The signature Western initiative in the region that remains is the Southern Energy Corridor — a project to develop the necessary infrastructure linkages and security relationships to allow Eurasian natural gas to reach Western consumers without having to pass through Russian-controlled territory. The linchpin state in this effort is Azerbaijan, which not only possesses its own major gas reserves but also serves as a key transit hub connecting Central Asia to Europe.
Yet, even here, Russia has adapted its approach. The ham-handed Russian attempt during the 1990s to force Azerbaijan to forego the “Main Export Route” from Baku to Ceyhan, Turkey, has been replaced by a more accommodating approach. Moscow no longer seeks to block, but rather to co-opt. Russia’s TurkStream pipeline, currently under construction to connect the Russian mainland with European Turkey, will provide the basis for Russia to supply gas not only to Turkey but to Southern Europe as a whole. It will help extend Russian influence in places like Bulgaria, Serbia, and Hungary — and even to Italy, where a new government may be much less inclined to support continued sanctions on Moscow. At the same time, Russia may also work with Azerbaijan by supplying the country with gas, and thus indirectly join the Southern Energy Corridor project. This would undermine the strategic rationale of a project that was supposed to lessen Russian energy influence in southern and central Europe.

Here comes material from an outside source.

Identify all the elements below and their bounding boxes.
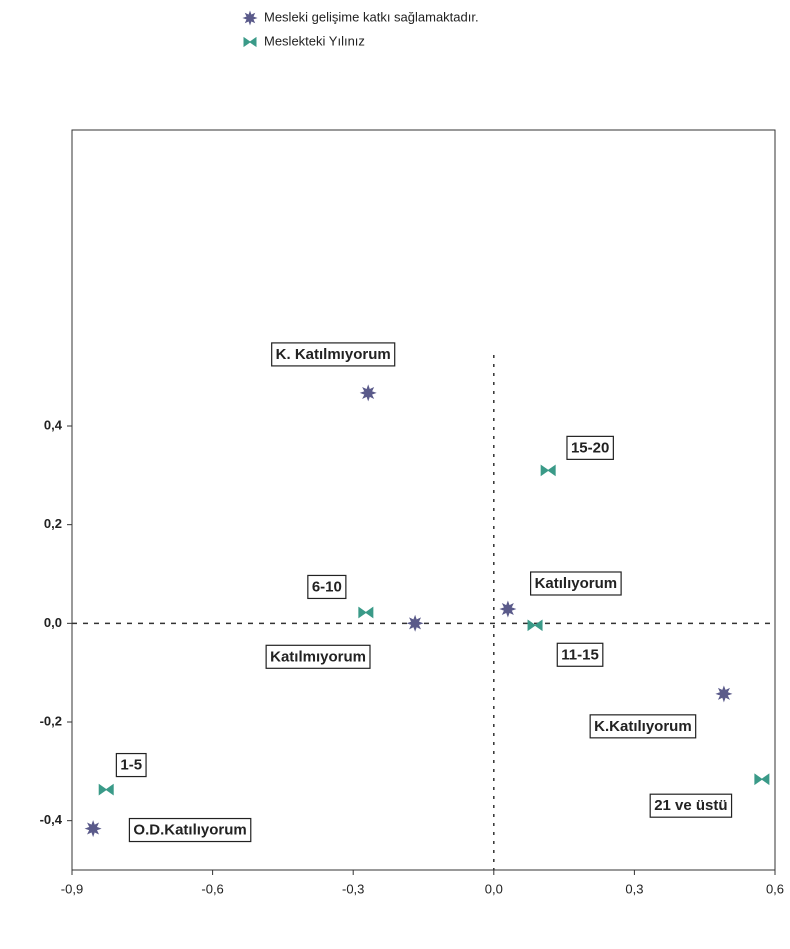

Ironically, given the U.S. identification of Russia as a major adversary, the Trump administration’s decision to withdraw from the Iran nuclear deal may have unintentionally strengthened Russia’s position in the Black Sea. The Southern Energy Corridor, if it is to be successful in reducing Russian influence, requires a greater volume of gas than Azerbaijan alone can provide. As U.S. sanctions snap back on Tehran, a Caspian settlement becomes much less likely. Iran’s acceptance of the sea’s delineation rested in part on being able to set up joint projects with other Caspian littoral states. There is no indication that the Trump administration is interested in issuing waivers for any such projects. With no settlement, another part of the West’s Southern Energy Corridor strategy — the construction of a trans-Caspian pipeline to bring Turkmenistan’s vast natural gas reserves westward — will likely fall by the wayside. Other efforts to use the Southern Corridor to its full extent, either by having Turkmenistan swap gas with Iran or for Iranian gas to be piped westward, are also out. Therefore, either Russia’s TurkStream will fill in the gaps, or Russia itself will become a participant in the Southern Corridor and, in either event, Russia’s influence will not be lessened.

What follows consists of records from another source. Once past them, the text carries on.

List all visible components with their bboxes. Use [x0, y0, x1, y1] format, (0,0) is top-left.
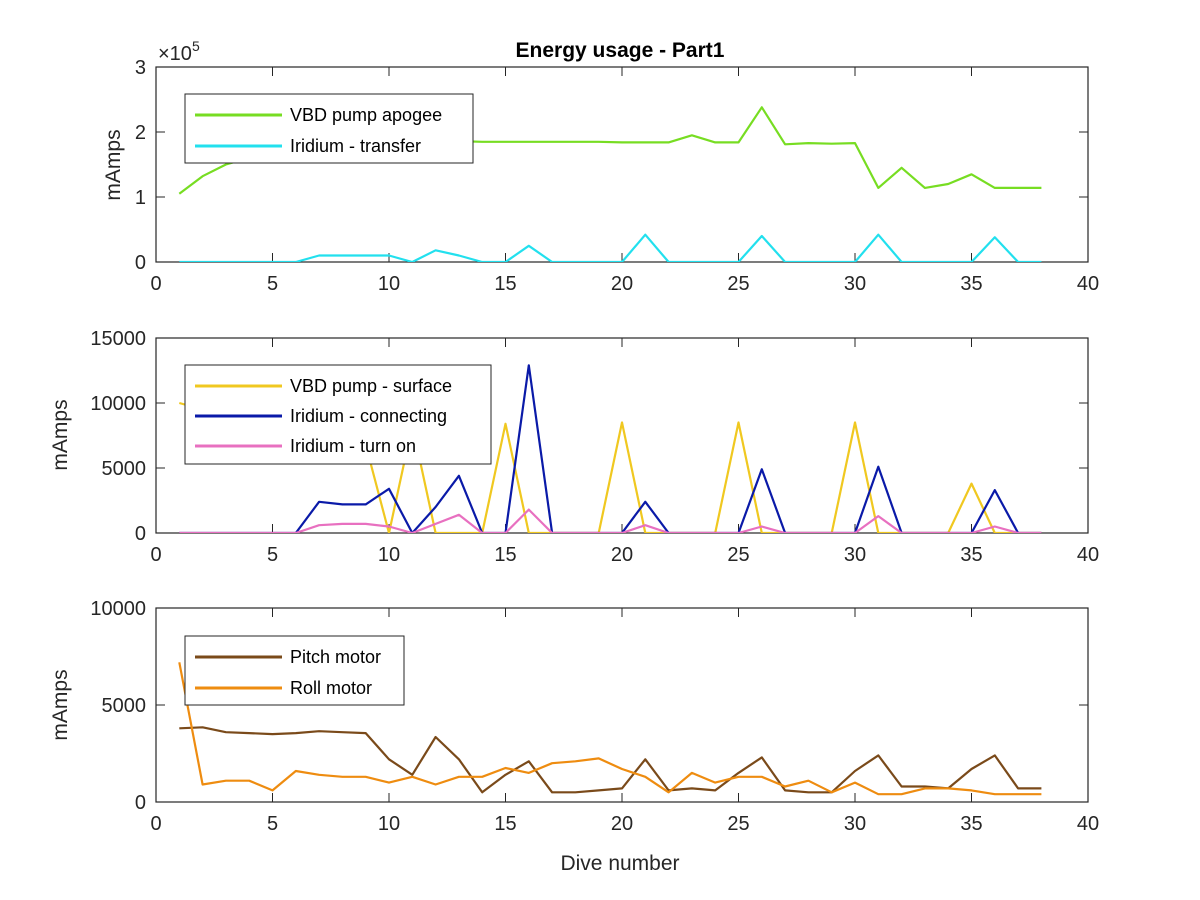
y-tick-label: 5000 — [102, 458, 147, 480]
x-tick-label: 25 — [727, 273, 749, 295]
y-tick-label: 0 — [135, 792, 146, 814]
x-tick-label: 10 — [378, 273, 400, 295]
x-tick-label: 15 — [494, 544, 516, 566]
y-tick-label: 0 — [135, 252, 146, 274]
subplot-2: 0 5 10 15 20 25 30 35 40 0 5000 10000 15000 mAmps V… — [49, 328, 1099, 566]
x-tick-label: 5 — [267, 813, 278, 835]
legend-label-iridium-connecting: Iridium - connecting — [290, 406, 447, 426]
y-exponent-power: 5 — [192, 38, 200, 54]
x-tick-label: 40 — [1077, 273, 1099, 295]
legend-box-3 — [184, 635, 405, 706]
x-tick-label: 35 — [960, 544, 982, 566]
x-axis-label: Dive number — [560, 852, 679, 875]
x-tick-label: 10 — [378, 544, 400, 566]
y-tick-label: 0 — [135, 523, 146, 545]
legend-label-pitch-motor: Pitch motor — [290, 647, 381, 667]
x-tick-label: 25 — [727, 813, 749, 835]
x-tick-label: 40 — [1077, 544, 1099, 566]
y-ticks-3: 0 5000 10000 — [90, 598, 1088, 814]
legend-label-vbd-pump-surface: VBD pump - surface — [290, 376, 452, 396]
series-lines-3 — [178, 662, 1042, 796]
x-tick-label: 30 — [844, 813, 866, 835]
y-tick-label: 10000 — [90, 393, 146, 415]
legend-3: Pitch motor Roll motor — [184, 635, 405, 706]
y-tick-label: 2 — [135, 122, 146, 144]
y-ticks-1: 0 1 2 3 — [135, 57, 1088, 274]
x-tick-label: 40 — [1077, 813, 1099, 835]
x-tick-label: 15 — [494, 813, 516, 835]
y-exponent-label: ×105 — [158, 38, 200, 65]
x-tick-label: 30 — [844, 273, 866, 295]
x-tick-label: 20 — [611, 813, 633, 835]
x-ticks-1: 0 5 10 15 20 25 30 35 40 — [150, 67, 1099, 295]
y-axis-label-2: mAmps — [49, 399, 72, 470]
y-axis-label-3: mAmps — [49, 669, 72, 740]
y-tick-label: 3 — [135, 57, 146, 79]
x-tick-label: 5 — [267, 273, 278, 295]
legend-label-iridium-turn-on: Iridium - turn on — [290, 436, 416, 456]
y-tick-label: 10000 — [90, 598, 146, 620]
x-tick-label: 15 — [494, 273, 516, 295]
y-exponent-base: ×10 — [158, 43, 192, 65]
x-tick-label: 10 — [378, 813, 400, 835]
x-ticks-2: 0 5 10 15 20 25 30 35 40 — [150, 338, 1099, 566]
y-ticks-2: 0 5000 10000 15000 — [90, 328, 1088, 545]
series-line-roll-motor — [178, 662, 1042, 796]
series-line-pitch-motor — [179, 726, 1042, 794]
x-tick-label: 25 — [727, 544, 749, 566]
legend-box-1 — [184, 93, 474, 164]
y-tick-label: 15000 — [90, 328, 146, 350]
chart-title: Energy usage - Part1 — [516, 39, 725, 62]
x-tick-label: 5 — [267, 544, 278, 566]
subplot-1: Energy usage - Part1 ×105 0 5 10 15 20 25 30 35… — [102, 38, 1099, 295]
legend-2: VBD pump - surface Iridium - connecting … — [184, 364, 492, 465]
x-tick-label: 0 — [150, 544, 161, 566]
y-tick-label: 5000 — [102, 695, 147, 717]
legend-label-iridium-transfer: Iridium - transfer — [290, 136, 421, 156]
y-tick-label: 1 — [135, 187, 146, 209]
legend-label-roll-motor: Roll motor — [290, 678, 372, 698]
svg-text:×105: ×105 — [158, 38, 200, 65]
x-tick-label: 0 — [150, 813, 161, 835]
legend-1: VBD pump apogee Iridium - transfer — [184, 93, 474, 164]
series-line-iridium-turn-on — [179, 508, 1042, 533]
series-line-iridium-transfer — [179, 233, 1042, 262]
x-tick-label: 35 — [960, 273, 982, 295]
x-tick-label: 20 — [611, 273, 633, 295]
x-tick-label: 35 — [960, 813, 982, 835]
y-axis-label-1: mAmps — [102, 129, 125, 200]
x-ticks-3: 0 5 10 15 20 25 30 35 40 — [150, 608, 1099, 835]
series-line-iridium-connecting — [179, 364, 1042, 533]
x-tick-label: 20 — [611, 544, 633, 566]
subplot-3: 0 5 10 15 20 25 30 35 40 0 5000 10000 mAmps Dive n… — [49, 598, 1099, 875]
x-tick-label: 0 — [150, 273, 161, 295]
x-tick-label: 30 — [844, 544, 866, 566]
legend-label-vbd-pump-apogee: VBD pump apogee — [290, 105, 442, 125]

Two years ago, I noted that “Russia is making its bid to be the arbiter of the Black Sea basin.” Many American analysts admitted Russia’s growing military capabilities, but hoped that energy dynamics would move against Russian influence, but Moscow has learned to take advantage of these trends to support its political goals, at a time when the United States lacks a coherent strategy. Today, Russia is closer than ever to achieving its goal of becoming the dominant power in the Black Sea.